# new pit



## BF (Jun 7, 2007)

just got this pit---will now be building a roof and some storage compartments


----------



## Dookie Ray (Apr 9, 2008)

Awesome looking rig!! Congratulations!!


----------



## capt henry (Apr 15, 2005)

my step-son boss has one just like it, i got to cook on it and can say you won't like it let me know where it is and i will come take it off of your hands,LOL
it is a great pit

henry


----------



## jdusek (Apr 7, 2006)

Heck of a nice pit Billy. I might have to borrow it. I could cook enough brisket for fishing or hunting season in one shot.

Joe


----------



## ubekewl454 (Mar 6, 2010)

*your t*

I like it...its 2cool. Let us see how that roof thing works out because I'm think about getting one installed on my rig too.


----------



## Specktackulure (Jul 12, 2009)

How is the vertical connected to the main pit, I'm having some issues with mine, which is similar to yours?


----------



## MarshJr. (Jul 29, 2005)

What type of issues?



Specktackulure said:


> How is the vertical connected to the main pit, I'm having some issues with mine, which is similar to yours?


----------



## kim e cooper (Feb 18, 2006)

SWEET PIT!!!


----------



## h.f.d.firedog (Dec 29, 2008)

Great looking pit.How much does one cost just like yours? I want one.


----------



## shorty70 (Jun 29, 2008)

I am so jealous


----------



## BF (Jun 7, 2007)

h.f.d.firedog said:


> Great looking pit.How much does one cost just like yours? I want one.

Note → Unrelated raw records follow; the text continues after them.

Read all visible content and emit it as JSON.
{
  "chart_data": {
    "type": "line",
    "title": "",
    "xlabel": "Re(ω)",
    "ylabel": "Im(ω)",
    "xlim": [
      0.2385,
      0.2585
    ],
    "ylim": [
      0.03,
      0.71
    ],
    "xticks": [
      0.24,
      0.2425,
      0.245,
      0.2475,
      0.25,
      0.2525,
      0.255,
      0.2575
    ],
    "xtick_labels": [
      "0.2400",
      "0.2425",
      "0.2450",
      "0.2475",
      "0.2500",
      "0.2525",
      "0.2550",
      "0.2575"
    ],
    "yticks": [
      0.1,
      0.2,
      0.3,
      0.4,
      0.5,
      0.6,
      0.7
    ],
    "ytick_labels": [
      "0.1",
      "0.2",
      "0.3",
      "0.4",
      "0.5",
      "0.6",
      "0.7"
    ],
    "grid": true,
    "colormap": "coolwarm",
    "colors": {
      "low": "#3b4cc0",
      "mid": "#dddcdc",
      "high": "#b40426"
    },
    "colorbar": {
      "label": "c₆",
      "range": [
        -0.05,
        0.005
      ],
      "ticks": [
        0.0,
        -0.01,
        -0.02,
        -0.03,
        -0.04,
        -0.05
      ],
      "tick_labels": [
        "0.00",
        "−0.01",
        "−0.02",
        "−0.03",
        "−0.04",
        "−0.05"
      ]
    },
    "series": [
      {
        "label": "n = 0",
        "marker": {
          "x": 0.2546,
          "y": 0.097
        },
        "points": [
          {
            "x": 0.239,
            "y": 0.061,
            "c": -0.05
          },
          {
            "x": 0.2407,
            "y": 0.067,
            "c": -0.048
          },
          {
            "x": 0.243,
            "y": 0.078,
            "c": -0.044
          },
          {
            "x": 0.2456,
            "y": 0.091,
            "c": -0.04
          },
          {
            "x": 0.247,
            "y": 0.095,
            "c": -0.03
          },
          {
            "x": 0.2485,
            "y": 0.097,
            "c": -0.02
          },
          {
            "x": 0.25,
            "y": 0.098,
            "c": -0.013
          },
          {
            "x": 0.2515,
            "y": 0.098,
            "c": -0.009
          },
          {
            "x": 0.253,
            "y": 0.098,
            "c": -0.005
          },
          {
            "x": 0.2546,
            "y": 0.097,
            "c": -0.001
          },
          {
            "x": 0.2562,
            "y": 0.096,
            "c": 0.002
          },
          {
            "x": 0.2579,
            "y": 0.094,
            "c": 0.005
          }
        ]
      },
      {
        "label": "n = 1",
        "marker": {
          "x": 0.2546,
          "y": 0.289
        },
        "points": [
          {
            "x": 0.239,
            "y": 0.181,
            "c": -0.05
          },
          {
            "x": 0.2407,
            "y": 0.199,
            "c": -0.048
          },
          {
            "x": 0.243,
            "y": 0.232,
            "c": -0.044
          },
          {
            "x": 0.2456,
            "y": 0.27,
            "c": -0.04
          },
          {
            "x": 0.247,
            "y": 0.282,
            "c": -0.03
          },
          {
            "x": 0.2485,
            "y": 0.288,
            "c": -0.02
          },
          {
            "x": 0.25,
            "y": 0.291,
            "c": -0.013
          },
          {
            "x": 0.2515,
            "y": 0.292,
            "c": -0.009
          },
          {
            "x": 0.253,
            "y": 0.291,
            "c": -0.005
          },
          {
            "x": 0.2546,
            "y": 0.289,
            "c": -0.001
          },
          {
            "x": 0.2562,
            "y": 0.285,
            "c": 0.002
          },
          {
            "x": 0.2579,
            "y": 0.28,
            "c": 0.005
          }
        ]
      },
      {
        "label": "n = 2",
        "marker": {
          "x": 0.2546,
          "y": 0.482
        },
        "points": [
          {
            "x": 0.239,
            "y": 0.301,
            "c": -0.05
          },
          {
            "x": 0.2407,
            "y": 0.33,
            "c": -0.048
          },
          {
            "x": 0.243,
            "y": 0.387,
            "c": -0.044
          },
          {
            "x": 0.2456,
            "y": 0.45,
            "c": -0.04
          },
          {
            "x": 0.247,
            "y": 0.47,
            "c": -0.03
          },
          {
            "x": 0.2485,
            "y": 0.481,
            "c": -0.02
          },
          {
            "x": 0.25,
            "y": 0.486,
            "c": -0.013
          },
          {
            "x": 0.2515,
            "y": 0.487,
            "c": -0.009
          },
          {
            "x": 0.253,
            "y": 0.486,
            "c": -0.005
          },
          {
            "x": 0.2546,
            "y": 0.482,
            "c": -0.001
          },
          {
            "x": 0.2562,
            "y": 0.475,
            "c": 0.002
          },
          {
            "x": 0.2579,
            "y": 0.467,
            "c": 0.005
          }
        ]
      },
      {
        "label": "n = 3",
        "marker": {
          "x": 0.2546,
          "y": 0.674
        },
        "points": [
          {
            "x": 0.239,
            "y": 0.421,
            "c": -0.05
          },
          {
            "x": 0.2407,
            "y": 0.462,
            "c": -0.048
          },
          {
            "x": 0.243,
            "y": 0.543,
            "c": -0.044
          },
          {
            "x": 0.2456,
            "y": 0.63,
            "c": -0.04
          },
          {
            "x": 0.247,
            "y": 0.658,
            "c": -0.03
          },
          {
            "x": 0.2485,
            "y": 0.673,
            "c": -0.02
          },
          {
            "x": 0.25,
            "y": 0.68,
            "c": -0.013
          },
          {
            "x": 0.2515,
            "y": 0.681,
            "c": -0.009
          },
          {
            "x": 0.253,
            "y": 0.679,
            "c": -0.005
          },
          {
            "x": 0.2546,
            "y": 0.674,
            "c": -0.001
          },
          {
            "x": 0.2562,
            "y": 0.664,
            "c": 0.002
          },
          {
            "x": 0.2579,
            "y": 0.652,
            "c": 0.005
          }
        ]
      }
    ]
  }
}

 been looking for 2 years for a pit---most pits looked at they wont a ton of money and less pit----paid 4,000.00 for this one


----------



## h.f.d.firedog (Dec 29, 2008)

That is a good price for that pit.. Where can I get one?


----------



## fishn123 (Sep 16, 2008)

Who built that rig for you Billy?? Looks great. This is Wes. Have to fix me something next time I am down.


----------



## BF (Jun 7, 2007)

wes pop me an e mail------


----------



## bigbob (Jul 5, 2009)

BF said:


> wes pop me an e mail------


Nice Pit


----------



## Slimshady (Jan 11, 2005)

BF said:


> been looking for 2 years for a pit---most pits looked at they wont a ton of money and less pit----paid 4,000.00 for this one


That is a great price. Les Zepplin Motors in Victoria sells what looks to be the same pit for over $5k. I remember him saying a trailer manufacturer in Houston builds them on the side? Either way, awesome pit!


----------



## 24Buds (Dec 5, 2008)

show off.....

Nice rig for sure!


----------



## CptnKris (Feb 27, 2006)

Nice Pit hope to see it at some of the upcoming cook-offs.


----------



## BuckCarraway (Jan 5, 2010)

nice pit! - must be you modest boat in the background too?


----------



## BF (Jun 7, 2007)

BuckCarraway said:


> nice pit! - must be you modest boat in the background too?


yes they are my boats till there paid for!!!!!!!


----------